Just don’t count on actually getting to enter the forts.
Like contemporaries such as Castle Clinton in Battery Park, Fort Jay on Governor’s Island, or Fort Schuyler at SUNY Maritime, the main structures of Wadsworth, Battery Weed (the eastern structure) and Fort Tompkins (containing the former parade grounds) were constructed with 6′ thick walls to withstand bombardment and the wear and tear of garrisoned soldiers.
But unlike their contemporaries, the staffed visitor facility for Fort Wadsworth is so removed from the historic buildings that Fort Tompkins is generally shown only once a day, and Battery Weed is totally off limits.
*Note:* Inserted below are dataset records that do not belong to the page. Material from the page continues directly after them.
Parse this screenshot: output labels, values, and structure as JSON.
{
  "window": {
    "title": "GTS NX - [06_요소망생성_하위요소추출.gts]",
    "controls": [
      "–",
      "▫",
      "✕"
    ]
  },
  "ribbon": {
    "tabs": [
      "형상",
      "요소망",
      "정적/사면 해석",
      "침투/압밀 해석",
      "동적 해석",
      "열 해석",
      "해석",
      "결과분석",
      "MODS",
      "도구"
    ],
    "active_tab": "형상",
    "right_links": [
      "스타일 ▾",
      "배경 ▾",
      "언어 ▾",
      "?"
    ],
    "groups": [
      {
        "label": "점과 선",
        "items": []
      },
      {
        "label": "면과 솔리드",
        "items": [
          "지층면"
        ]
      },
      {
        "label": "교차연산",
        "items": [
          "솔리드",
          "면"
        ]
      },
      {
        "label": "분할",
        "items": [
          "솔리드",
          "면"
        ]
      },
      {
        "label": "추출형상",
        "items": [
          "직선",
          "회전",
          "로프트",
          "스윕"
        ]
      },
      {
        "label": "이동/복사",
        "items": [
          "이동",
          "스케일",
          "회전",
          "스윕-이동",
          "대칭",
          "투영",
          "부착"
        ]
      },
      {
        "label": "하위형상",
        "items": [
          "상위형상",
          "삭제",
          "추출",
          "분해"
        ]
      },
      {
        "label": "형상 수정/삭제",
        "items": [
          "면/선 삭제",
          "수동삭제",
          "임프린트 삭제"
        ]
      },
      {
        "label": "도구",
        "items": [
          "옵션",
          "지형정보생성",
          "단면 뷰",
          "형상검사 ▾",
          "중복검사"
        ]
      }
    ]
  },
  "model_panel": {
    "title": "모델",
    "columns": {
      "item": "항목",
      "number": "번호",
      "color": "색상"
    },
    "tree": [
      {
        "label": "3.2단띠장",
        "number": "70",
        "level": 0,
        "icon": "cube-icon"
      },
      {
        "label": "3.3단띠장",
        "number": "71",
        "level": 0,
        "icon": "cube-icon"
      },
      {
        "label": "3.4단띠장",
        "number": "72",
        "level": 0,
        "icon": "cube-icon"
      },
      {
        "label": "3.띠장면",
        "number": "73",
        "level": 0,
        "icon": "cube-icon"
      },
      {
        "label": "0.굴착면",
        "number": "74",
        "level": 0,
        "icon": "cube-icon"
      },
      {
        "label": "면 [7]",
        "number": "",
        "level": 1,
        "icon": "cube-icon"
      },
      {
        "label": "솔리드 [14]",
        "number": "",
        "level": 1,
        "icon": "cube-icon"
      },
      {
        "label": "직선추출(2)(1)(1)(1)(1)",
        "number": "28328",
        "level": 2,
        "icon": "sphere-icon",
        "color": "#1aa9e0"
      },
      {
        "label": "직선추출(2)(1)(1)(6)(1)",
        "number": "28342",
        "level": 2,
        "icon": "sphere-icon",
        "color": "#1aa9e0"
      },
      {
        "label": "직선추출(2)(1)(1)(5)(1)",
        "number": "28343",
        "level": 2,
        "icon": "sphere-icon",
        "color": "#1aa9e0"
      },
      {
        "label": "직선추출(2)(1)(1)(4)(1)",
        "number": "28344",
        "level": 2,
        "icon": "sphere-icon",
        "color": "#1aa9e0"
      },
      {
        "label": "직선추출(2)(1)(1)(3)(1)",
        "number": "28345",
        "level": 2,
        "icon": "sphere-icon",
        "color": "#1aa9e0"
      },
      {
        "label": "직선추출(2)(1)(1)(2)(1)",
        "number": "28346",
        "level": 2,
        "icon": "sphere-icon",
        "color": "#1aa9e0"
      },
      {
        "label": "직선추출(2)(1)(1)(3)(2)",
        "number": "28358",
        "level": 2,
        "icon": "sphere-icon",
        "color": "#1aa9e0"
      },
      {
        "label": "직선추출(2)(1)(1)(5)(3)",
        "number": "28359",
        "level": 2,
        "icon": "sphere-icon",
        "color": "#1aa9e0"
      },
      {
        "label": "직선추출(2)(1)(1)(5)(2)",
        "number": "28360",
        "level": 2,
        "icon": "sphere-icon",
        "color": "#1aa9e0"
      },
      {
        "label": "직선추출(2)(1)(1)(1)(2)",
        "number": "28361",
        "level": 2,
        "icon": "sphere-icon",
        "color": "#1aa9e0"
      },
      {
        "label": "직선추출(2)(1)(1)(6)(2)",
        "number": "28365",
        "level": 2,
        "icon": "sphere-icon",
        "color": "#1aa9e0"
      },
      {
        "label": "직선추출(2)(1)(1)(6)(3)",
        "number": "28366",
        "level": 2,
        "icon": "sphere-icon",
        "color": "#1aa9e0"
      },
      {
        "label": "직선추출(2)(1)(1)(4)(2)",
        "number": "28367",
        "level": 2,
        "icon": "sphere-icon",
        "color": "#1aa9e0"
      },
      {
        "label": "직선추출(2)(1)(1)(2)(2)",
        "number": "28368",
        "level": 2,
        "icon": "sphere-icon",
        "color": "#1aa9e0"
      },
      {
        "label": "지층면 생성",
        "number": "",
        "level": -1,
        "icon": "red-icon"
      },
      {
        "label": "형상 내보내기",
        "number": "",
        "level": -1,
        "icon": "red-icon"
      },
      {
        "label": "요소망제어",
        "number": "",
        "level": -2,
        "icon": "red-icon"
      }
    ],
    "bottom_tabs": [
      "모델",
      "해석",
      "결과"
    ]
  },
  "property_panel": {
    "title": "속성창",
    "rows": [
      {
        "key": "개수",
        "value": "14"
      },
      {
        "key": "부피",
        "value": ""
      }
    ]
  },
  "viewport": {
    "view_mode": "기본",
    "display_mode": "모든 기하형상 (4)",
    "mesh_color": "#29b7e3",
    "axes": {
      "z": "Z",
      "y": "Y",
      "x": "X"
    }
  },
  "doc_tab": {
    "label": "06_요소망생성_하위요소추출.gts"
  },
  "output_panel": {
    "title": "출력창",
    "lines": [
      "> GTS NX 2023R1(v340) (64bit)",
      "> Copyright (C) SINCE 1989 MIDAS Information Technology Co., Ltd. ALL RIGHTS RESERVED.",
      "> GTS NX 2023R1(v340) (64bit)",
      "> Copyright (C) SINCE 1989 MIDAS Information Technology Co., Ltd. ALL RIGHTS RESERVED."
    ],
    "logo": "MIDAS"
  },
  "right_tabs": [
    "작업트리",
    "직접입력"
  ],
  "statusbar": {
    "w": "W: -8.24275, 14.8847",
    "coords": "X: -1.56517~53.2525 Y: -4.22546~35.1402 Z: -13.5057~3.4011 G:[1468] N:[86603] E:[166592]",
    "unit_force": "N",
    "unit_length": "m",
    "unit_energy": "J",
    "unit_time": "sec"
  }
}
So we close and stop maintaining the perfectly serviceable historic forts to build and staff a new strip-mall-like visitor center; its not quite the same as destroying a village in order to save it, but certainly a logic that Joseph Heller would have appreciated.
Looking over the tiered granite cannon mounts of Battery Weed to the harbor beyond.
A terrific juxtaposition of construction technologies, topography & time.
Site plan indicating where the visitor center is and where it should be.
The arcade of former Quartermaster offices & shops in Fort Tompkins that bustled with people for decades and is now, inexplicably, abandoned.
An example of the Quartermaster offices, closed to the public except for special tours.
It is one of many spaces within the fort that would have been a fantastic for a Visitor’s Center.
Instead of access to the forts, we underwrite a banal Visitor Center with blacked-out windows, an inglorious front door to one of New York City’s finest sites.